About 30 percent of institutional PILOTs in 2007 included community service credits, according data Rakow provided to the Gazette.
The contracts typically require institutions to prove the value of their community services if they take the credit. The reason the institutions are granted tax-exempt status in the first place is that they serve the “public good,” as the Assessing Department web site puts it.
“A lot of institutions prefer doing something more visible in the community,” Rakow said of the reasons some institutions are allowed to take the community service credits. “The city wants these services. The community wants these services. But we need a balance to be struck.”
Is has been unclear whether the community service credits have been reported in the city budget as cash revenue. Rakow and McCoy agreed in recent Gazette interviews that only cash PILOT payments are reported as revenue.
The PILOT contracts are agreements between the institutions and the Assessing Department.
But a 1979 PILOT contract with New England Medical Center listed the Boston Redevelopment Authority (BRA) as the city party.
BRA spokesperson Jessica Shumaker told the Gazette that the BRA has no involvement in modern PILOT negotiations and contracts. She could not immediately explain the BRA’s involvement in the 1979 contract. Rakow said a BRA official used to be one of the signatories to PILOT agreements many years ago.
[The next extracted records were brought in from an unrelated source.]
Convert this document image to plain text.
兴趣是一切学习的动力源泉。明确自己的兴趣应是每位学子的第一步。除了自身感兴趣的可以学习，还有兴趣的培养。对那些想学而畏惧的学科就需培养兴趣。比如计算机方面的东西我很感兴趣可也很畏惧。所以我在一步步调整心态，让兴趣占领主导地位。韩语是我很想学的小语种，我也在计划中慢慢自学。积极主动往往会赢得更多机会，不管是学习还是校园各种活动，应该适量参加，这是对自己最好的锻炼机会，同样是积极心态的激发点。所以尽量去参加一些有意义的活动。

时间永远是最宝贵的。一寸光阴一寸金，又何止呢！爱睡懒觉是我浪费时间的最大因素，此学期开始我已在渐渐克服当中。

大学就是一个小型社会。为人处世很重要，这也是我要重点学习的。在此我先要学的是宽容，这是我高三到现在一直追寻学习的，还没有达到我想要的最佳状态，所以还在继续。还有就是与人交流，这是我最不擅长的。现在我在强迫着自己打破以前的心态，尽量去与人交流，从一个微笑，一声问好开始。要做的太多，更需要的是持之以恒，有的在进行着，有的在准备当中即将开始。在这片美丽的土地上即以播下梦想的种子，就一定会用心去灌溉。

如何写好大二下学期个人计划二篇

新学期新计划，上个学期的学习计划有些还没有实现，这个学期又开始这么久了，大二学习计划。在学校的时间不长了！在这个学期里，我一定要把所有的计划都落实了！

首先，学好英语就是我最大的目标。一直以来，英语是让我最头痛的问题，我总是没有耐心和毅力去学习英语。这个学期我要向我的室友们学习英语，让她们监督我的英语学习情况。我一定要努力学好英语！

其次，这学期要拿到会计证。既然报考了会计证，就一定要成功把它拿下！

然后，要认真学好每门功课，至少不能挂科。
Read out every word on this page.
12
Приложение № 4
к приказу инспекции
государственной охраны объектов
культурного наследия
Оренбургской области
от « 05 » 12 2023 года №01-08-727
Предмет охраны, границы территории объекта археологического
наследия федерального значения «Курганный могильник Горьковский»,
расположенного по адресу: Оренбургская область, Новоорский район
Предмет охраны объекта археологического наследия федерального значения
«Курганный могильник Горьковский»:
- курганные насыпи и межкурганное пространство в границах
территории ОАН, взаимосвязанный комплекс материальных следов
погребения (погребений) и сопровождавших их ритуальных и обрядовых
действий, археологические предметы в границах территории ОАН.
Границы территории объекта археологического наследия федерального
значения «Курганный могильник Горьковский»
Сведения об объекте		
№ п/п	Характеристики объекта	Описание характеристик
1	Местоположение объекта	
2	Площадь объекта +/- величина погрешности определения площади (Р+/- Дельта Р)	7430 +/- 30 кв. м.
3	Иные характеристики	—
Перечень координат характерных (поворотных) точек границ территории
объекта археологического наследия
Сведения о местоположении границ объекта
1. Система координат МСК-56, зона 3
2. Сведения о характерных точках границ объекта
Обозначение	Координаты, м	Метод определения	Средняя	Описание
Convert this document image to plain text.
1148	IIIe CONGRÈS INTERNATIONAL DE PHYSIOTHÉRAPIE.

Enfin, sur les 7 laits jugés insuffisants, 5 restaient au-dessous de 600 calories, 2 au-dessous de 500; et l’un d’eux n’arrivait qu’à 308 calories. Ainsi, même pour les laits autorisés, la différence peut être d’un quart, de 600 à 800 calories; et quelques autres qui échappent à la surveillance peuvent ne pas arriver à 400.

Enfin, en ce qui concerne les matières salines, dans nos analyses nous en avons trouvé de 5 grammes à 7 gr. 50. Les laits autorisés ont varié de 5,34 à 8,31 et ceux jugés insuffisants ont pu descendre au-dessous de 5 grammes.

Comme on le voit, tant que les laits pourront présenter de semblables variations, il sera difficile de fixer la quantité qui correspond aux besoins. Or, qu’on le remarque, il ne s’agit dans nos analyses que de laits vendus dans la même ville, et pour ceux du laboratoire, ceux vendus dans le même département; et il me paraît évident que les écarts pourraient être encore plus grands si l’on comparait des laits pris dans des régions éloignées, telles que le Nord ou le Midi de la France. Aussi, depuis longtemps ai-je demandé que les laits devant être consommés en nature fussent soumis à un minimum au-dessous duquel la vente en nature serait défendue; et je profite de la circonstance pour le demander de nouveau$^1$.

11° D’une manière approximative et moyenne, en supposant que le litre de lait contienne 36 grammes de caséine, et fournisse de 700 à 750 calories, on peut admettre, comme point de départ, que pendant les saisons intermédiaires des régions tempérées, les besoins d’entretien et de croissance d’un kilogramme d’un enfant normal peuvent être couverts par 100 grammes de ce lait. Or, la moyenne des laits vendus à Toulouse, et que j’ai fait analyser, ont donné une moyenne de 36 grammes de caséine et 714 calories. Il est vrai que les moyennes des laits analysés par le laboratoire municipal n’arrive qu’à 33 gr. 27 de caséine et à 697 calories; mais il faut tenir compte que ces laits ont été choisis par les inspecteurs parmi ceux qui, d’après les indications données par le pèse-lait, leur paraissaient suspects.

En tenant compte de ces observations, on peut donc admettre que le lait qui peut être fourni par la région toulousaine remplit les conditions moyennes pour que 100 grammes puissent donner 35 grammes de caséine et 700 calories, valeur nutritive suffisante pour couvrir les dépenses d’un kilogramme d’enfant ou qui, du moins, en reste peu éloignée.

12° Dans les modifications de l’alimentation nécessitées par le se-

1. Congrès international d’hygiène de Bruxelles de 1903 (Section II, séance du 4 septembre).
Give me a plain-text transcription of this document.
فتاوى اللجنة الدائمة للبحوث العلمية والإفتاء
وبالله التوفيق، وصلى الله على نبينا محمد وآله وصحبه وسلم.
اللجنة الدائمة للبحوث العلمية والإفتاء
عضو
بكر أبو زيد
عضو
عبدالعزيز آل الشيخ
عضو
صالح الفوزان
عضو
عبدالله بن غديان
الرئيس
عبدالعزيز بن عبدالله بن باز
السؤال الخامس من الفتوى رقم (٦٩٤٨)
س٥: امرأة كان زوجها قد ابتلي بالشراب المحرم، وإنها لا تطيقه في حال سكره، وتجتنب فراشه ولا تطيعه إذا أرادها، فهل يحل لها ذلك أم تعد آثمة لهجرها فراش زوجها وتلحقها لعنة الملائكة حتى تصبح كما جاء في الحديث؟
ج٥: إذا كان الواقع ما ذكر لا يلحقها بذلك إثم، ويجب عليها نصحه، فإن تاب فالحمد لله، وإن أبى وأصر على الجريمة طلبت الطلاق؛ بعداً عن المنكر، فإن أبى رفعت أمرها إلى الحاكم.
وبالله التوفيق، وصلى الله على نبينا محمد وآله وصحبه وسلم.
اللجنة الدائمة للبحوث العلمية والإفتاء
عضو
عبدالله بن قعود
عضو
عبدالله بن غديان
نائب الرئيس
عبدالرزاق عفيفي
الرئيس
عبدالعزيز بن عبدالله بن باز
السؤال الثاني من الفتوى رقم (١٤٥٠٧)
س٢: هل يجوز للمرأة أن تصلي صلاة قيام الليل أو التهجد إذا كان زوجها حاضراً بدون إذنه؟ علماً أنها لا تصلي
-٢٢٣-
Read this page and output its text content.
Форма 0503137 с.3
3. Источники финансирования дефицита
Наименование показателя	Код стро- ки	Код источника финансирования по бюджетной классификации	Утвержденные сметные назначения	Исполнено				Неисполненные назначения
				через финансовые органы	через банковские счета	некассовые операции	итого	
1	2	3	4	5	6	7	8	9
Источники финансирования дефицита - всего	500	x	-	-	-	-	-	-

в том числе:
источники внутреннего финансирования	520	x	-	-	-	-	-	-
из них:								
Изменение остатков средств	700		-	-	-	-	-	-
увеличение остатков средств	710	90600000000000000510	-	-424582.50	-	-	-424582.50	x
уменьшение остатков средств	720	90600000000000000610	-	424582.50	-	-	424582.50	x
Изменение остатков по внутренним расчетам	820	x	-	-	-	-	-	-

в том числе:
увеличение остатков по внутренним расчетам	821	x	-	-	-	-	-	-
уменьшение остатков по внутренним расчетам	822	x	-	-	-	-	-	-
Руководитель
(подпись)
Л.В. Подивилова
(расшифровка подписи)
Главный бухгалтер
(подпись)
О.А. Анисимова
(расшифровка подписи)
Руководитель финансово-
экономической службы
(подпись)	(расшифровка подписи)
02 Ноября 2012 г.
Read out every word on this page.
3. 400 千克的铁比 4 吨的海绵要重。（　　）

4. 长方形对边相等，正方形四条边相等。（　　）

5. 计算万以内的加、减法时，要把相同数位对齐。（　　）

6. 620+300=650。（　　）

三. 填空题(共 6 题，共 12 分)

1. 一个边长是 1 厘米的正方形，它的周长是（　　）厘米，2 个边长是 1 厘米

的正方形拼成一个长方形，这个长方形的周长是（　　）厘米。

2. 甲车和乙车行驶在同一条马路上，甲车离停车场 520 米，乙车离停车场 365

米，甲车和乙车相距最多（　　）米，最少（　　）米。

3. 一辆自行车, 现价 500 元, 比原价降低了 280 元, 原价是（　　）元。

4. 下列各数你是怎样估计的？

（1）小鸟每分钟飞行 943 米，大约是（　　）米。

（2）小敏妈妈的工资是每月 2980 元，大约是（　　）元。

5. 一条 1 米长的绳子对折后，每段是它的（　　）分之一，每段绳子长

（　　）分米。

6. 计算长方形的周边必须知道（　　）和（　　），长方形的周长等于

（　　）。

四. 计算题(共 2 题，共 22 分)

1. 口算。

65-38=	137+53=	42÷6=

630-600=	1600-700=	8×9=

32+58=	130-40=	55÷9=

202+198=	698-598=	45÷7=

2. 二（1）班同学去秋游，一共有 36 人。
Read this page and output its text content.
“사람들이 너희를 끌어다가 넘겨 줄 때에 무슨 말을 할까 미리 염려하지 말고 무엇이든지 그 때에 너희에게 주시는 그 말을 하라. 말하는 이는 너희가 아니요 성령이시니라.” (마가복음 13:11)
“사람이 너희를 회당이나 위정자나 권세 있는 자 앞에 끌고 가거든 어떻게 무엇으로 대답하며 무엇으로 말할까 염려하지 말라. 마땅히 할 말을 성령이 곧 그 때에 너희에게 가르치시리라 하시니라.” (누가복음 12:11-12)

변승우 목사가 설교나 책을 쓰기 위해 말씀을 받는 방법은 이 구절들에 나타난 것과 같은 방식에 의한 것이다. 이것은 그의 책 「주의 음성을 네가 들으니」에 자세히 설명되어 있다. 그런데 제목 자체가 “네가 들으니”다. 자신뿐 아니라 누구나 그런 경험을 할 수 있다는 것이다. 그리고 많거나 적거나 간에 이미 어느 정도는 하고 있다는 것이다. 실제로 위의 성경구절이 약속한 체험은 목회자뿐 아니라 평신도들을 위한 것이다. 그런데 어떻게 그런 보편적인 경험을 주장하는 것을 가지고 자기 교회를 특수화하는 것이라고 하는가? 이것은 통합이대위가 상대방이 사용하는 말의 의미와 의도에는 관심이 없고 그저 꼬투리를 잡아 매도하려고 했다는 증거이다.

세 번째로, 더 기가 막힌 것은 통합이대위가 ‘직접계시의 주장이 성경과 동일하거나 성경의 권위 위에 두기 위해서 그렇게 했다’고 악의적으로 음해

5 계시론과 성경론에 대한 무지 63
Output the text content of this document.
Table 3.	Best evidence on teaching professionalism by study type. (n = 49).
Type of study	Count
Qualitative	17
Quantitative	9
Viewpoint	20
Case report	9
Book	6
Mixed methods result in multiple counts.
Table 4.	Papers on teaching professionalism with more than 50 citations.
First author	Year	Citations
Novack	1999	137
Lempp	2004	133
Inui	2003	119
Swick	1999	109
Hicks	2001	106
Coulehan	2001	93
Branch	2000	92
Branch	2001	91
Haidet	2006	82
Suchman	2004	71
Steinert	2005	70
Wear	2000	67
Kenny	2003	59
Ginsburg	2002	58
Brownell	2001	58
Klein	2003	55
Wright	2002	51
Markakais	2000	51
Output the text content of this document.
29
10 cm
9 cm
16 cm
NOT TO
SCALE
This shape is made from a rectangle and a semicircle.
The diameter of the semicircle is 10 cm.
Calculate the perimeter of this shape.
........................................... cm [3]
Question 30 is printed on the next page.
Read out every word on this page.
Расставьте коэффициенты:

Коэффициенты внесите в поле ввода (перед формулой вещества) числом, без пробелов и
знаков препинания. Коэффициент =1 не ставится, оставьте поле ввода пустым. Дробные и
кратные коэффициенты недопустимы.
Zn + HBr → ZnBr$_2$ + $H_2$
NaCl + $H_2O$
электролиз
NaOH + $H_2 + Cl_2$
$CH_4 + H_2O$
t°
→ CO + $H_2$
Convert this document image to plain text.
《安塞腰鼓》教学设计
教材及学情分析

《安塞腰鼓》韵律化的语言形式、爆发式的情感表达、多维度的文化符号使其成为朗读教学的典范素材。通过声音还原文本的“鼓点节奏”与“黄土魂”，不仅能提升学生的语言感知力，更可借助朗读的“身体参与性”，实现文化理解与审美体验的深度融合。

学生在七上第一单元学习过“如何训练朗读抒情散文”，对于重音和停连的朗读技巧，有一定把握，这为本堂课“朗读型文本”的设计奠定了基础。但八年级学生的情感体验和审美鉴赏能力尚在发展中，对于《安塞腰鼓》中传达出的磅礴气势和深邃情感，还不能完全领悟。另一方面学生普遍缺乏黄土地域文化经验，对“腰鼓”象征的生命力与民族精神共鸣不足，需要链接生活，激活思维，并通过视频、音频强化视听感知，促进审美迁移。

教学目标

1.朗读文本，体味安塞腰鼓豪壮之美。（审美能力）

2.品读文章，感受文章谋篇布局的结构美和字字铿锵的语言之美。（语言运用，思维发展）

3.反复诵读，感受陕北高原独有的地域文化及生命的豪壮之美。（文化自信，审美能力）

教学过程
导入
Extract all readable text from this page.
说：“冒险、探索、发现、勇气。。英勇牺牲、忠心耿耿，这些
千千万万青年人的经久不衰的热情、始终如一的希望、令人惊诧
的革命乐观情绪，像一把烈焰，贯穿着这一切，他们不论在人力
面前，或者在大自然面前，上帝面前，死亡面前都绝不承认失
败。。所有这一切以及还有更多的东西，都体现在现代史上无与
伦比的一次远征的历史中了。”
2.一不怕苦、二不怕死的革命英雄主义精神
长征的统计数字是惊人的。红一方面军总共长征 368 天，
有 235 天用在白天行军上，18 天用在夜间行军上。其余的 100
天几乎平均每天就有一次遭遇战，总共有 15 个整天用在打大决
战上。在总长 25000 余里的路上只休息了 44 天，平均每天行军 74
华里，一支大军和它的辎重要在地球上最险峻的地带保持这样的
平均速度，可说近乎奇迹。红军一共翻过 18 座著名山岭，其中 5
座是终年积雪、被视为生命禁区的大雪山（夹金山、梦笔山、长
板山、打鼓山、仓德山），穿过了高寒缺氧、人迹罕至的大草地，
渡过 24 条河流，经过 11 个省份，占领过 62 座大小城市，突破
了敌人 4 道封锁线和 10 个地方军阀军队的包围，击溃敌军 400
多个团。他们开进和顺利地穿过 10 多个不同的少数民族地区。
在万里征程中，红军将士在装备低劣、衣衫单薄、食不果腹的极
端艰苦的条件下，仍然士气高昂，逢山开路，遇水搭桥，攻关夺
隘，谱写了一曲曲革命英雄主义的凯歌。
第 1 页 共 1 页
BRA and other city review of new construction projects are often the leverage for getting institutions to agree to a PILOT. In some cases, the BRA strikes its own deal with the institution for money or community benefits in a contract known as a “cooperation agreement.” A PILOT is specifically intended to contribute to the city services a large institution consumes. A cooperation agreement is intended as general mitigation for a major development project.
The two kinds of agreements can look similar. Confusingly, a BRA cooperation agreement was inserted in at least one PILOT file—that of Boston College—at the City Clerk’s Office.
The PILOT contracts were mildly difficult to examine. Most City Clerk’s Office employees were unfamiliar with the PILOT files and did not know where they were located. The Gazette had to make a return trip on a day when a knowledgeable employee was working.
Most of the PILOT files include copies of contracts stamped as received by the City Clerk’s Office on Nov. 20, 2006, regardless of the actual contract date. It is unclear why those copies were made and processed on that date.